We applied Cre/loxP system to generate conditional gene targeted mice that allow inactivation of critical components of Notch signaling pathway in the skin. Rbpj, the core component of all four Notch receptors, and Pofut1, an essential factor for ligand-receptor interactions, were inactivated in hair follicle lineages and suprabasal layer of the epidermis using the Tgfb3-Cre mouse line. Rbpj conditional inactivation resulted in granular parakeratosis and reactive epidermal hyperplasia. Pofut1 conditional inactivation led to ultrastructural abnormalities in the granular layer and altered filaggrin processing in the epidermis, suggesting a perturbation of the granular layer differentiation. Disruption of Pofut1 in hair follicle lineages resulted in aberrant telogen morphology, a decrease of bulge stem cell markers, and a concomitant increase of K14-positive keratinocytes in the isthmus of mutant hair follicles. Pofut1-deficent hair follicles displayed a delay in anagen re-entry and dysregulation of proliferation and apoptosis during the hair cycle transition. Moreover, increased DNA double stand breaks were detected in Pofut1-deficent hair follicles, and real time PCR analyses on bulge keratinocytes isolated by FACS revealed an induction of DNA damage response and a paucity of DNA repair machinery in mutant bulge keratinocytes.
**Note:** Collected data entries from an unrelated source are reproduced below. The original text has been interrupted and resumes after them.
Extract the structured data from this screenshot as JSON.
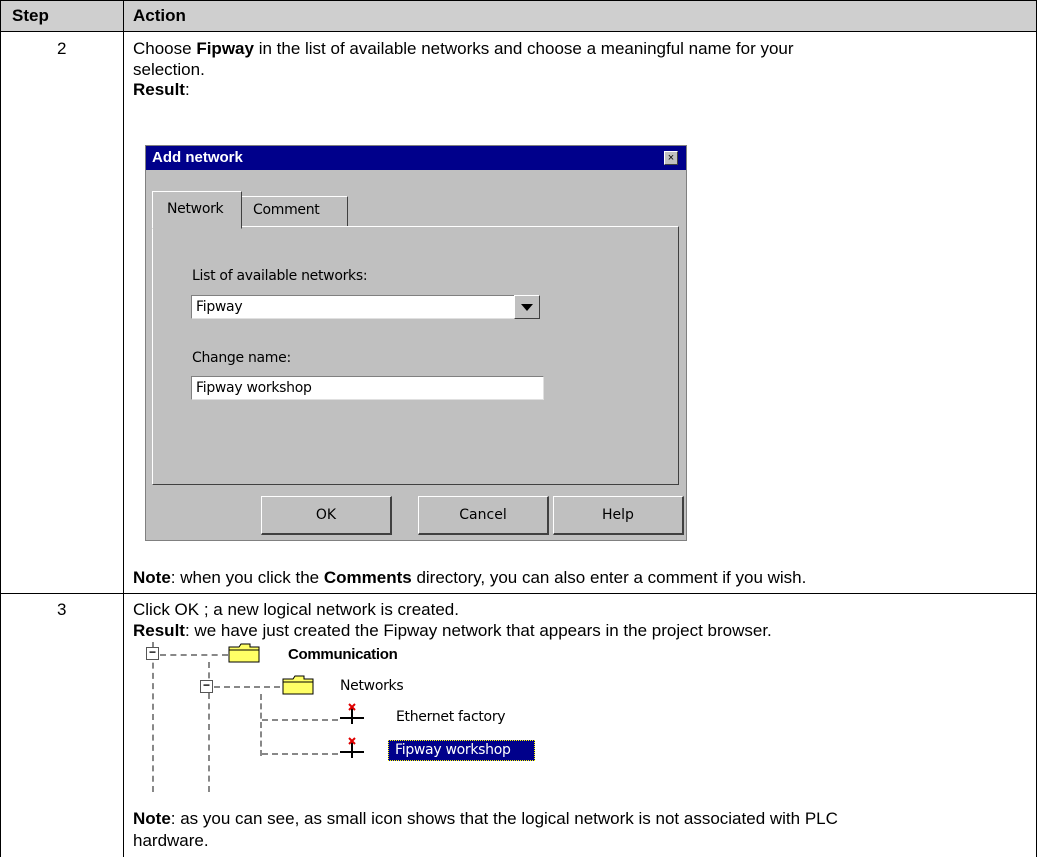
{
  "table": {
    "header": {
      "step": "Step",
      "action": "Action"
    },
    "rows": [
      {
        "step": "2",
        "line1_pre": "Choose ",
        "line1_bold": "Fipway",
        "line1_post": " in the list of available networks and choose a meaningful name for your",
        "line2": "selection.",
        "result_label": "Result",
        "result_colon": ":",
        "note_label": "Note",
        "note_pre": ": when you click the ",
        "note_bold": "Comments",
        "note_post": " directory, you can also enter a comment if you wish."
      },
      {
        "step": "3",
        "line1": "Click OK ; a new logical network is created.",
        "result_label": "Result",
        "result_text": ": we have just created the Fipway network that appears in the project browser.",
        "note_label": "Note",
        "note_text1": ": as you can see, as small icon shows that the logical network is not associated with PLC",
        "note_text2": "hardware."
      }
    ]
  },
  "dialog": {
    "title": "Add network",
    "close_glyph": "×",
    "tabs": [
      "Network",
      "Comment"
    ],
    "list_label": "List of available networks:",
    "list_value": "Fipway",
    "name_label": "Change name:",
    "name_value": "Fipway workshop",
    "buttons": {
      "ok": "OK",
      "cancel": "Cancel",
      "help": "Help"
    }
  },
  "tree": {
    "root": "Communication",
    "child": "Networks",
    "items": [
      "Ethernet factory",
      "Fipway workshop"
    ],
    "selected_color": "#00008b",
    "folder_color": "#ffff66"
  }
}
our data reveal a role for Notch signaling in regulating late-stage epidermal differentiation. Notch signaling is required for postnatal hair cycle homeostasis by maintaining proper proliferation and differentiation of hair follicle stem cells.
Notch 信号通过直接的细胞间接触涉及配体-受体相互作用。在胚胎发育和成年阶段,多个 Notch 受体和配体在表皮和毛囊中表达。虽然 Notch 信号在调节表皮和毛囊的分化中起着重要作用,但 Notch 信号如何参与晚期表皮分化和出生后毛发生长周期稳态仍不清楚。
我们应用 Cre/loxP 系统生成条件性基因靶向小鼠,使 Notch 信号通路的关键组成部分在皮肤中失活。使用 Tgfb3-Cre 小鼠品系,在毛囊谱系和表皮的基底层中使 Notch 受体的核心组成部分 Rbpj 和配体-受体相互作用的必需因子 Pofut1 失活。Rbpj 条件性失活导致颗粒性角化不全和表皮反应性增生。Pofut1 条件性失活导致表皮颗粒层的超微结构异常和丝状角蛋白加工改变,提示颗粒层分化受到干扰。毛囊谱系中 Pofut1 的破坏导致异常的休止期形态,毛囊隆起干细胞标志物减少,同时突变毛囊的峡部 K14 阳性角质形成细胞增加。Pofut1 缺陷的毛囊显示出进入生长期的延迟,以及在毛发生长周期转换过程中增殖和凋亡的失调。此外,在 Pofut1 缺陷的毛囊中检测到 DNA 双链断裂增加,并且通过 FACS 分离的隆起角质形成细胞的实时 PCR 分析显示突变隆起角质形成细胞中 DNA 损伤反应的诱导和 DNA 修复机制的缺乏。
我们的数据揭示了 Notch 信号在调节晚期表皮分化中的作用。Notch 信号通过维持毛囊干细胞的适当增殖和分化,对出生后毛发生长周期稳态是必需的。